Country: Ukraine

Initiation Plan

Project Title: Improving the Health and Safety of Miners in Eastern Ukraine

Expected CP Outcome(s):Area 1, Outcome 3: Improved access to and utilisation of quality health, education and social services

Area 3, Outcome 10: Government adopts policy frameworks and mechanisms to ensure reversal of environmental degradation, climate change mitigation and adaptation, and prevention and response to natural and man-made disasters

Initiation Plan Start Date: February 2012

Initiation Plan End Date: December 2012

Agreed by UNDP:

I.Situation Analysis

1.1 Background

The mining industry, particularly of coal, plays a central role in Ukraine’s economic and social development. With around 500,000 employees, Ukraine’s mining industry workforce ranks among the biggest in the world.[1] Moreover, Ukraine’s mining industry is projected to grow by 5.1 per cent to an estimated value of UAH 97.81 billion (USD 14.19 billion) in 2015.[2]Around 90 percent of Ukraine’s hard coal comes from the Donetsk coal basin in Eastern Ukraine from approximately 225 mines.[3] The remainder of the hard coal comes from approximately 18 mines in the Lviv-Volynskiy basin in Western Ukraine.[4]The relative size and growth of the mining industry makes it a vital consideration for the country’s future economic and social progress.

1.2 Miner Health and Safety

Ukraine’s mining industry has one of the highest rates of mining injuries and casualties in the world.[5] Between January and July 2011 alone, the Ministry of Emergencies of Ukraine reported over 100 casualties, an average of about one casualty every other day. Miners[6]also endure high rates of occupational health ailments, including musculoskeletal disorders, hearing loss, and respiratory diseases. The State Committee of Ukraine for Industrial Safety, Labour Protection and Mining Supervision, though not addressing mining specifically, stated that the approximate rate of professional diseases grows at about 7,000 people per year in Ukraine.[7] The State Committee also noted that about 17,000 citizens become disabled every year due to injuries sustained at work and that 25 per cent of workers in the industrial sector work under hazardous conditions.[8]

In general, mining hazards are categorized as physical, chemical, ergonomic and/or psychosocial.[9] Physical hazards include falling rocks, fires, explosions, equipment accidents, entrapment and electrocution. Noise generated by drilling and blasting is another common physical hazard that leads to varying levels of hearing loss. Chemical hazards, such as crystalline silica (a chemical commonly found in mining), have been linked to increases in pulmonary disease, while coal dust is a leading cause of pneumoconiosis or “black lung.” Even though mining is becoming more mechanized, ergonomic injuries, or musculoskeletal disorders, are persistently problematic health concerns in the industry. Fatigue is also a common problem, which impairs cognitive and motor performance. Psychosocial hazards include drug and alcohol abuse, prominent yet difficult issues to address in mining communities. Traumatic or fatal injuries have profound impact on morale, and post-traumatic stress disorders sometimes develop in witnesses, colleagues and managers.[10]

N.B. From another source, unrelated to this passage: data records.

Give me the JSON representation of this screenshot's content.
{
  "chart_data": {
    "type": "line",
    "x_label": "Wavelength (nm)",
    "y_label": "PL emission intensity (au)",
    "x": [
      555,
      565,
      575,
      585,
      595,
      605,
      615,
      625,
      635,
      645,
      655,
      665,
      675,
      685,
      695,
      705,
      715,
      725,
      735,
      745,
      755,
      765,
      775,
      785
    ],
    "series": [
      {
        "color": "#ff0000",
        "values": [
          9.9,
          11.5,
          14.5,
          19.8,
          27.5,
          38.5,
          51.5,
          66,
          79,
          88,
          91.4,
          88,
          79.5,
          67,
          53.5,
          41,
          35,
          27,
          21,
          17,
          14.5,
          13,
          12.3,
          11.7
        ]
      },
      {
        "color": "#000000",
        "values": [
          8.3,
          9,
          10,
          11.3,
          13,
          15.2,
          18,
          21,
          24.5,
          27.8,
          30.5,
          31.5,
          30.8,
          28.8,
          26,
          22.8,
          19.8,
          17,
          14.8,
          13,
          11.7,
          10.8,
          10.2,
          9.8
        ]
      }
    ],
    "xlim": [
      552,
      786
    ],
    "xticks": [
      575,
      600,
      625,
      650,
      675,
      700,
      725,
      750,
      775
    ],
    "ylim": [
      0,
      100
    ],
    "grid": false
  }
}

1.3 Factors Influencing Miner Health and Safety

There are complex, multi-layered factors that affect the health and safety of miners. Starting with biological factors (e.g., genetics), health is also affected by personal choices (e.g., diet and exercise), living and working conditions, access to quality health care, and general social, economic and environmental conditions. These factors and linkages will be closely monitored throughout the health and safety risk assessment process. Other factors that are commonly cited as affecting the health and safety of miners include:

  • Health care services: The availability, accessibility and quality of health care services.
  • Health care facilities: Staff and resource capacities to meet the health needs of miners.
  • Insurance policies: The availability of adequate policies for miners and their families.
  • Lifestyle and behaviours: Lifestyle choices regarding eating, exercise, drugs and alcohol are vital factors that influence the health and safety of miners.
  • Safety regulation compliance: Compliance of safety regulations by miners, managers, administrators and other employees.
  • Safety training programmes: The frequency and quality of safety training programmes.
  • Legal frameworks: The implementation of policies, such as ILO Convention 176.
  • Governance: Ownership structure and allocation of subsidies influence working conditions.
  • Coal pricing: Coal prices affect incentive structures and pressures to produce.
  • Pressures of production or incentives for profit making: Miners are influenced by the pressures of production or incentives to make money, especially when they are paid by volume of minerals extracted, as opposed to an hourly wage.
  • Unions: The effectiveness of unions is vital for miner health and safety.
  • Mining conditions: The depth of mines, levels of methane gas, and other mining conditions affect the safety of miners.
  • Mining equipment: Outdated or poor quality equipment can lead to injuries or fatalities.

1.4 National Priorities

The Government of Ukraine has reaffirmed its commitment to creating safer, healthier working conditions of its miners on numerous occasions. In 2010, the Ministry of Coal Industry of Ukraine began a process of restructuring its mining industry, citing inefficient production and hazardous working conditions. Subsequently, Ukraine began privatising state-run sites (signing deals with China to revamp its coalmines), while also working with the European Union to shut down its non-productive ones.[11]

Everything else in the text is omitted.